Jason Hreha· Updated July 10, 2026

Behavioral Selection explicitly involves identifying and prioritizing the specific behaviors that, if adopted by your users, will reliably drive strategic outcomes and measurable success. It is a core process within the broader Behavioral Strategy discipline.

Note: On this site, Behavioral Selection is the umbrella label for a two-step workflow: Behavior Matching to enumerate candidates, then Behavior Ranking & Selection to decide.

Key Insight #

Not all behaviors are equally impactful; rigorous selection clearly identifies behaviors with the highest potential for measurable strategic results.

Example #

A subscription-based business aiming to increase renewals may use Behavioral Selection to identify behaviors strongly correlated with retention, such as users engaging weekly with a key feature or sharing content regularly. Clearly targeting these selected behaviors directly improves renewal rates.

Practical Steps #

The Behavior Fit Assessment is a practitioner decision tool for comparing candidate behaviors across Dispositional Fit, Capability Fit, and Context Fit. It is not a validated measurement instrument. Treat the minimum dimension as a bottleneck and prioritization heuristic; it is not a deterministic probability of behavior.

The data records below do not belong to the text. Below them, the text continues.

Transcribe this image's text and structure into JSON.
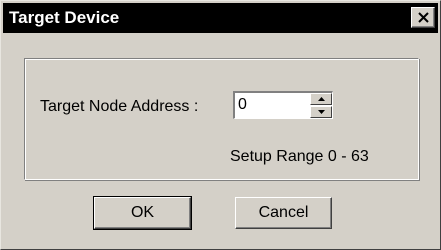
{
  "window": {
    "title": "Target Device",
    "close_glyph": "close-icon"
  },
  "form": {
    "node_address_label": "Target Node Address :",
    "node_address_value": "0",
    "setup_range": "Setup Range 0 - 63"
  },
  "buttons": {
    "ok_label": "OK",
    "cancel_label": "Cancel"
  },
  "colors": {
    "titlebar": "#000000",
    "face": "#d4d0c8"
  }
}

A score of 6 out of 10 on each Behavior Fit Assessment dimension is a starting threshold that must be calibrated by domain, population, context, stakes, and observed behavior.

  1. Clearly define the outcome, population, and context.
  2. Generate candidate behaviors (use Behavior Matching to enumerate options).
  3. Record provisional Dispositional Fit, Capability Fit, and Context Fit ratings and their evidence.
  4. Use the minimum rating to identify a candidate bottleneck, then prioritize candidates by fit evidence, expected outcome impact, and measurement feasibility.
  5. Establish Behavior Market Fit through observation in realistic contexts before scaling.

Heuristic: Explicitly select and prioritize behaviors that directly drive your measurable strategic outcomes.

Selection rule (keep it simple) #

Behavioral Selection is intentionally constrained:

  • Compare before committing: use ratings and evidence to surface candidate bottlenecks rather than declare viability.
  • Then validate: prioritize a candidate with a strong comparison and clear outcome path, then observe behavior in realistic contexts.